In the past it was common for one country to sell or exchange or lease part of its territory to another country.
France bought Corsica from the Republic of Genoa in 1768
The USA, the most prolific purchaser and leaser of territory, has bought at least 4 territories – 2 of which were massive. In 1803 the vast Louisiana Territory was bought from France for $15 million. In the 1853 “Gadsden purchase” the US bought 30,000 sq miles from Mexico for $15 million. In 1867 Alaska was bought from Russia for $7 million. Finally, in 1917, the US bought their Virgin Islands (Britain has others) from Denmark for $25 million. Guantanamo Bay is controversially “leased” from Cuba (the Castro regime refuses to accept lease payments). The Panama Canal Zone was leased “in perpetuity” in 1904 (?) but was given back in ???? The island of Diego Garcia in the Indian Ocean is leased from Britain.
Aside from the purchase of the Danish part of the Gold Coast (now Ghana) in 1850, I don’t know of any other instances where Britain has purchased territory, but in 1824 they exchanged Bencoolen (now Benkulu) in Sumatra for Malacca and the Dutch relinquishing their claim on Singapore, founded just 5 years earlier. In 1890 Britain gave Heligoland to Germany in exchange for Zanzibar. (Britain no longer has Zanzibar but Germany still has what is left of Heligoland after the British in 1947 somewhat spitefully blew it up in “the world’s biggest ever non-nuclear explosion”). Most famously of course Britain leased Hong Kong’s “New Territories” from China. (It is not true that Hong Kong island itself was part of the lease – it and the Kowloon Peninsula were both “ceded in perpetuity”).
It was also very common for one country to have enclaves or exclaves surrounded by the territory of other countries and sometimes far from their main land-holdings. There are still a few remaining examples in Europe, but at one time there were hundreds. For example, the city of Orange in the south of France was, from 1163 to 1713, the “Principality of Orange” – a possession of the Dutch Prince of Orange. Germany in particular was an amazing patchwork of small states, principalities and duchies, etc., before unification in 1871. In light of the tragic history of unified Germany, I would argue that unification was very unfortunate. I would make the same argument for Italian unification.
EU rules possibly forbid territorial leasing so it is more likely to happen anywhere other than Europe.

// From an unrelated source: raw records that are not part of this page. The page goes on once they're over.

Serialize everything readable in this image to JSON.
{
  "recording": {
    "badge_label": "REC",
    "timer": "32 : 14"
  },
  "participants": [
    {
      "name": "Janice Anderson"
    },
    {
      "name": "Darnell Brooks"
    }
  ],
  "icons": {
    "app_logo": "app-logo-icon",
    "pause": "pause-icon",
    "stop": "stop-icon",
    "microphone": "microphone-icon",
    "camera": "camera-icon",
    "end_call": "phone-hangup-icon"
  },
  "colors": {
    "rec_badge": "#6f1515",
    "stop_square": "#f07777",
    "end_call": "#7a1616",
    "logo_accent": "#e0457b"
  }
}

Rather than the huge trauma and possibly blood-letting of political secession, it would be far simpler and less traumatic for organised groups to negotiate with “host states” the establishment of “colonies” (autonomous city states) on long-leased enclaves. But how large might such enclaves be? Paul Romer’s Honduras proposal was to be a Charter City of 1000 sq km (or was it 1000 sq miles?). Either way far larger than necessary. For Deltapolis as little as 10 sq km, which could include enough agricultural land to support the inhabitants, would suffice – and such a tiny area would politically be much easier for a host country government to approve. Such “colonies” could, in theory, be founded almost anywhere in the world but, from a political viewpoint, I think the most receptive governments would be in South/Central America where there are still vast tracts of empty territory where the local inhabitants are not keen to live. (Patagonia or Paraguay or Uruguay, for example). For a medium-sized country like Paraguay (400,000 km2) 10 km2 is not even a pimple. Some governments might support such a concept once they were made aware of the benefits, of which there are very many.